Banyak orang menyimpan barang elektronik lama di gudang atau loteng tanpa pernah membayangkan nilainya bisa melonjak puluhan bahkan ratusan ribu dolar. Pada 2026, pasar koleksi teknologi vintage justru semakin ramai. Bukan hanya barang antik berusia ratusan tahun yang diburu kolektor, perangkat era 1980 hingga awal 2000-an kini ikut diperebutkan karena faktor nostalgia dan kelangkaan.

Fenomena ini didorong oleh generasi yang tumbuh bersama perangkat tersebut dan kini memiliki daya beli tinggi. Konsol game, ponsel awal, pemutar musik digital, hingga jam tangan digital menjadi simbol masa kecil sekaligus artefak sejarah teknologi. Namun ada satu syarat utama yang menentukan harga: kondisi. Barang yang masih tersegel dan belum pernah digunakan hampir selalu bernilai jauh lebih tinggi dibanding unit bekas pakai.

Salah satu contoh paling spektakuler datang dari komputer pertama buatan Apple. Unit Apple I dengan casing kayu terjual seharga 475.000 dolar pada 2025. Produksinya sangat terbatas dan hanya segelintir yang masih tersisa di dunia. Penerusnya, Apple II, memang tidak semahal generasi pertama, tetapi tetap bisa laku ribuan dolar jika dalam kondisi prima.

Kategori ponsel juga mengejutkan. iPhone generasi pertama yang masih tersegel pernah terjual mendekati 190.000 dolar. Versi 4GB bahkan lebih mahal karena produksinya lebih sedikit dibanding model 8GB. Sebaliknya, unit bekas tanpa kotak bisa jatuh di bawah 100 dolar. Artinya, kelengkapan dan keaslian kemasan menjadi faktor krusial.

Di ranah game, nilai nostalgia terlihat sangat kuat. Nintendo Entertainment System dalam kondisi baru pernah terjual 50.000 dolar, sementara versi deluxe yang dilengkapi aksesori langka menembus 120.000 dolar. Penerusnya seperti Super Nintendo Entertainment System juga memiliki pasar kolektor, meski harganya bervariasi tergantung kondisi dan kelengkapan.

Menariknya, bukan hanya konsol yang mahal. Kartrid game klasik seperti Super Mario Bros. pernah terjual lebih dari satu juta dolar dalam kondisi sangat sempurna. Judul lain seperti The Legend of Zelda dan Pokémon Red juga mencetak rekor lelang ratusan ribu dolar.

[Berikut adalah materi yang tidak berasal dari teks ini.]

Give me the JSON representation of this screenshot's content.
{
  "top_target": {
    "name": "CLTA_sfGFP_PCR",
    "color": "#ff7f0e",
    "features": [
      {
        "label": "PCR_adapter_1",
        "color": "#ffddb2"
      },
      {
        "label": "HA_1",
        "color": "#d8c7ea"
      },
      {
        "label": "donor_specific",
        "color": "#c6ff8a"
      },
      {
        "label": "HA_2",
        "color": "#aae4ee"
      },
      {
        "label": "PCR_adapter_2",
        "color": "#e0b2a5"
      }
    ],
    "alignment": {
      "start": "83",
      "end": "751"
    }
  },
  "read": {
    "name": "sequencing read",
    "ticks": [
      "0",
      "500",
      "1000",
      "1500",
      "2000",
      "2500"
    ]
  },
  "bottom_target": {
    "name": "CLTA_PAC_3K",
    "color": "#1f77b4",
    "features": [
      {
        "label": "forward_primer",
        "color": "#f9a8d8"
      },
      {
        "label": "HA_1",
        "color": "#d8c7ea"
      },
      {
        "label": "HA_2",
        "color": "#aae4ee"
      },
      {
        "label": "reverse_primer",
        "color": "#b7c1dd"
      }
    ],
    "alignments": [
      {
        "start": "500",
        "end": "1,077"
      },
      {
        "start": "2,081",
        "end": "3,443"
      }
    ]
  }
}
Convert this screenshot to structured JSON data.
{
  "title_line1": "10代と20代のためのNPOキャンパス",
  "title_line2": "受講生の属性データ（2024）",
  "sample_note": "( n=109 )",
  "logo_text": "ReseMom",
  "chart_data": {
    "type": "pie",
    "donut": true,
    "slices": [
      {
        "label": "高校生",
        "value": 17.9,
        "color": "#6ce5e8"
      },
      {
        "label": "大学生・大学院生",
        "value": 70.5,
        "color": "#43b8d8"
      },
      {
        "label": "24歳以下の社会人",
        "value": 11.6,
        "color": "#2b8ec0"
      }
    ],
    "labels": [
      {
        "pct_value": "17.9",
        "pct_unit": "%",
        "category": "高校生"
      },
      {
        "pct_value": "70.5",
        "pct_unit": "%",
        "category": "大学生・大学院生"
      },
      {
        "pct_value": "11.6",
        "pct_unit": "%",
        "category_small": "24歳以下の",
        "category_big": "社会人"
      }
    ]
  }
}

Perangkat musik digital pun tidak kalah. iPod generasi pertama bisa terjual lebih dari 40.000 dolar jika masih baru. Sementara itu, pemutar musik lain seperti Sony Walkman versi tertentu juga bernilai ribuan dolar, terutama jika masih lengkap dengan kotak dan aksesori asli.

Konsol genggam klasik seperti Nintendo Game Boy ikut meroket nilainya dalam kondisi mint. Namun seperti pola yang berulang, unit yang sudah digunakan berat biasanya hanya bernilai puluhan dolar.

Mengapa hal ini penting? Pasar koleksi teknologi menunjukkan bahwa perangkat yang dulu dianggap biasa kini bisa menjadi aset bernilai tinggi. Banyak orang mungkin masih menyimpan konsol lama, ponsel pertama, atau pemutar musik di rumah tanpa menyadari potensi nilainya. Memeriksa kondisi, kelengkapan, dan keaslian barang bisa membuka peluang finansial yang tak terduga.

Dampaknya cukup relevan bagi siapa pun yang memiliki barang elektronik lawas. Menjualnya bisa menjadi tambahan dana signifikan, sementara menyimpannya dalam kondisi baik bisa menjadi investasi jangka panjang. Di sisi lain, fenomena ini juga mengingatkan bahwa inovasi teknologi hari ini bisa menjadi barang koleksi mahal beberapa dekade mendatang.

Pada 2026, nilai sebuah perangkat lama tidak lagi sekadar ditentukan oleh fungsinya, tetapi oleh cerita, kelangkaan, dan nostalgia yang melekat padanya. Barang yang dulu dimainkan sepulang sekolah kini bisa berubah menjadi aset bernilai fantastis.